Although currently much less common, some financial and accounting systems make it easier to perform transactions in a new period when the previous period is closed.  Errors of posting to a previous, still open period, can be prevented, or at least minimized if the previous period only stays open for a short period of time.

In addition to the above-mentioned benefit examples there are other benefits and incentives to shorten the close process.  Among them:
1)    Management can receive and review financial statements sooner.
2)    Consolidations of financial statements, including inter-company eliminations can start earlier in the cycle, have better review and execution of internal controls over this process, and result in lower likelihood of misstatements.
3)    There is more time to review the financial data and prepare more complete and accurate financial statements with proper disclosures and footnotes.
4)    Less overall time and effort is spent by the accounting and finance departments each accounting period with a more streamlined process.

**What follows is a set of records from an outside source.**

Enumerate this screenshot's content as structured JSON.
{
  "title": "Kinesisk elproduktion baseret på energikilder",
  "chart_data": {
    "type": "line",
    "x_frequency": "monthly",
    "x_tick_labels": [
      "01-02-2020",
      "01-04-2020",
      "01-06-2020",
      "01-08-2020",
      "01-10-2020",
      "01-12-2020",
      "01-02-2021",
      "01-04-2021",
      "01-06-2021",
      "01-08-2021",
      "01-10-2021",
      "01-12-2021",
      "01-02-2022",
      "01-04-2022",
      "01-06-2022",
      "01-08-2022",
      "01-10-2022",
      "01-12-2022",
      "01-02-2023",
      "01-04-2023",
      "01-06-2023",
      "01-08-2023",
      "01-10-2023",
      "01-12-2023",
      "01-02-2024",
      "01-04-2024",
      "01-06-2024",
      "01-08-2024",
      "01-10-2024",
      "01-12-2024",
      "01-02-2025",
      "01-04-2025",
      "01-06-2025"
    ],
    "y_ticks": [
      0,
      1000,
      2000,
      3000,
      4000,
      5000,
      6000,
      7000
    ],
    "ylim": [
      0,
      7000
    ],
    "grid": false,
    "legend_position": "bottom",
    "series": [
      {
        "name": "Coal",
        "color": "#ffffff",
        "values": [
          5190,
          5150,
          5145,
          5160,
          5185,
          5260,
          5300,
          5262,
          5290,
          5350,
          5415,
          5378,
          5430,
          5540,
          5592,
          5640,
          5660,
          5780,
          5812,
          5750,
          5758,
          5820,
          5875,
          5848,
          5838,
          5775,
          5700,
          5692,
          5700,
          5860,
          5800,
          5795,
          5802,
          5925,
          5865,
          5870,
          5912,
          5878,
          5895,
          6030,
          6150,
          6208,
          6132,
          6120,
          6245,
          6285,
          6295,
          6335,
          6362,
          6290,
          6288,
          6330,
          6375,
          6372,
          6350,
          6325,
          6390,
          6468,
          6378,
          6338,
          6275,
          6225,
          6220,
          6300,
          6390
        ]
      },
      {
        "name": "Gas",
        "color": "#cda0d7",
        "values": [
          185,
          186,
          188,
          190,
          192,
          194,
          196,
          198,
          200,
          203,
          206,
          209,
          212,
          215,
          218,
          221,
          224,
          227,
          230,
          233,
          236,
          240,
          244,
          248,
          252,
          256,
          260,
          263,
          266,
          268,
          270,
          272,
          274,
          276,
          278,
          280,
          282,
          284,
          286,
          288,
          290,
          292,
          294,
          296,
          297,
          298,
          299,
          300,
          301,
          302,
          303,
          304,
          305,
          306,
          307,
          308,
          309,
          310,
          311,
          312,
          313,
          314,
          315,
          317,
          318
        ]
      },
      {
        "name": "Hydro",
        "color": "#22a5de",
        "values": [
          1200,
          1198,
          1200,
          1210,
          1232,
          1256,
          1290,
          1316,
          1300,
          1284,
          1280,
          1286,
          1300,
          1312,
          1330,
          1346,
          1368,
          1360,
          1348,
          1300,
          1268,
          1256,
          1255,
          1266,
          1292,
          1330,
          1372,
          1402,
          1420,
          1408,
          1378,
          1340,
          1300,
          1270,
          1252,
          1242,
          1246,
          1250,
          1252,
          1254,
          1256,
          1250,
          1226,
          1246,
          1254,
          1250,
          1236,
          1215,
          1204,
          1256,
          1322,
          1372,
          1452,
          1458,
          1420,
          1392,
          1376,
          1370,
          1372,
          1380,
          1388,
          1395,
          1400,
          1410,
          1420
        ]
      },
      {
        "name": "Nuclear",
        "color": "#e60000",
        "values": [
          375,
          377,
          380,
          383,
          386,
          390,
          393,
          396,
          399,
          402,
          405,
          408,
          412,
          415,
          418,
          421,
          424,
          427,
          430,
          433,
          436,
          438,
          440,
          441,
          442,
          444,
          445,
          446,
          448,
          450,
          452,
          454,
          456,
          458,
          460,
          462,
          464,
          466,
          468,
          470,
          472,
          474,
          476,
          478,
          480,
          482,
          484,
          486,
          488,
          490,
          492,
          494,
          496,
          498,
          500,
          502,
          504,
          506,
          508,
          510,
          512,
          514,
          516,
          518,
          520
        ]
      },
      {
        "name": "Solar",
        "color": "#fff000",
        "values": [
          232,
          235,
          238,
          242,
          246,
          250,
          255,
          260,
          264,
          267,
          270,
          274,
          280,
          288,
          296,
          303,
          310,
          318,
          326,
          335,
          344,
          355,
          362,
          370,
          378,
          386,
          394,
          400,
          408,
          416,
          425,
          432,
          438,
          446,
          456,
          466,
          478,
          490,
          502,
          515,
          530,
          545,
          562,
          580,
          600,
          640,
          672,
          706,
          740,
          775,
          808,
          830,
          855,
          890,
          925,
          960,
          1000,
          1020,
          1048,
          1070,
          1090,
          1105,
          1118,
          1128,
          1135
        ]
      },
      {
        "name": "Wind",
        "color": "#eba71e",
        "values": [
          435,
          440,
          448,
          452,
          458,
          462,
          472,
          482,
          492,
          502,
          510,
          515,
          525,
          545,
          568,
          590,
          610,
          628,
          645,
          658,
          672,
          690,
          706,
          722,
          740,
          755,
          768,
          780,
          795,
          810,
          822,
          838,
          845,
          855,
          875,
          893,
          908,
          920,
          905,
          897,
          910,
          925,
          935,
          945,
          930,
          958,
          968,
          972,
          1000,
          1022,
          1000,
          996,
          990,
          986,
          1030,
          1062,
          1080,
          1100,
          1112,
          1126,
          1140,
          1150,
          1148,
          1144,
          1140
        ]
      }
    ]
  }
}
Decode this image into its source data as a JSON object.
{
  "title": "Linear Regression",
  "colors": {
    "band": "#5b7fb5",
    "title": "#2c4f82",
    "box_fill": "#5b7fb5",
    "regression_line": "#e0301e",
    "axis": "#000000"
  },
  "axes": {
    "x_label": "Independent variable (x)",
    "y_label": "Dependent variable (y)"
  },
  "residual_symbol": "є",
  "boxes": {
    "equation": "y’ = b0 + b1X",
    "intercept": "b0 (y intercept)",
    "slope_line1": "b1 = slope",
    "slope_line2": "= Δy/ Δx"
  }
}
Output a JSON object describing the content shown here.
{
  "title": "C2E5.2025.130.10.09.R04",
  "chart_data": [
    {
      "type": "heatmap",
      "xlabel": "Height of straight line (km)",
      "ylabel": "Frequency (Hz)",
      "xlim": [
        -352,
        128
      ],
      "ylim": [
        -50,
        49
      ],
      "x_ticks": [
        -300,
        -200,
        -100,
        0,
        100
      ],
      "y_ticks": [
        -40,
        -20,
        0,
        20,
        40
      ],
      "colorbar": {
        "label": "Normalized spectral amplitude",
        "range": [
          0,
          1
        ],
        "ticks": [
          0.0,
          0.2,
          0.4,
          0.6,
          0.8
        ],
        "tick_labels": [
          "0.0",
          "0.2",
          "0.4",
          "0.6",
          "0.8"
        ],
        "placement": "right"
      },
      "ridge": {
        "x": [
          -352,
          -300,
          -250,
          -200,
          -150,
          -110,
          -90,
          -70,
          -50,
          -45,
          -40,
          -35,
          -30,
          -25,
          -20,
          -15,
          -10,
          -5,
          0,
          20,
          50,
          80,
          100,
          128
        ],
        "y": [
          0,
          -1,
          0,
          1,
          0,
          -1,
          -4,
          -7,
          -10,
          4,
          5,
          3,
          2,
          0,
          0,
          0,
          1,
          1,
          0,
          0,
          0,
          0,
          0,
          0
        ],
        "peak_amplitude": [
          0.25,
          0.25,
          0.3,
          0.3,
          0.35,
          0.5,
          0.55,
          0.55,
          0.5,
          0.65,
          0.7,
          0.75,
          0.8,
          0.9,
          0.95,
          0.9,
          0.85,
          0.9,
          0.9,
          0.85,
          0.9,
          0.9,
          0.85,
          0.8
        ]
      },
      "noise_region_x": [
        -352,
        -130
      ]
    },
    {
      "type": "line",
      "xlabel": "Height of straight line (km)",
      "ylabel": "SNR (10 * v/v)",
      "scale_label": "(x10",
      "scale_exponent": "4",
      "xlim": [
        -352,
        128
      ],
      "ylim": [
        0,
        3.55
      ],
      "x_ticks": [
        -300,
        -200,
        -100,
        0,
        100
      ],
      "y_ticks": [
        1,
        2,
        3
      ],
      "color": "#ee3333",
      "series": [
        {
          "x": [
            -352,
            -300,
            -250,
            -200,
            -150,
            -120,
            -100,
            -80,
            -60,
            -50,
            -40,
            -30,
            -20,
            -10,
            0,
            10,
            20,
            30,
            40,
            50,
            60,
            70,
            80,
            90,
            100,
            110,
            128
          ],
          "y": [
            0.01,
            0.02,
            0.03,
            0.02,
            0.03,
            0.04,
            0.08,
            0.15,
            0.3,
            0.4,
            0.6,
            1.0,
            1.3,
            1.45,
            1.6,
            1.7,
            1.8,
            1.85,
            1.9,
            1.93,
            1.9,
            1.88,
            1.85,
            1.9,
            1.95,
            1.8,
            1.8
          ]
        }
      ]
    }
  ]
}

Then there is the benefit of having final, actual accounting data available to the finance group using planning software for analysis against an approved budget and periodic re-forecasts.  The quicker this data is available for analysis the quicker managements can review it and make timely and informed decisions.

Companies that use planning and budgeting solutions with integrated financial statements (including a complete and accurate Balance Sheet and Statement of Cash Flows) can benefit from having good insight into the future financial health of their organizations by comparing the forecasted statements with their actual counterparts, as soon as the accounting period is closed.

Closing the books faster can be a challenge for many organizations, however, the benefits are significant and with proper planning and discipline this is becoming a new norm, as many organizations have demonstrated in recent years.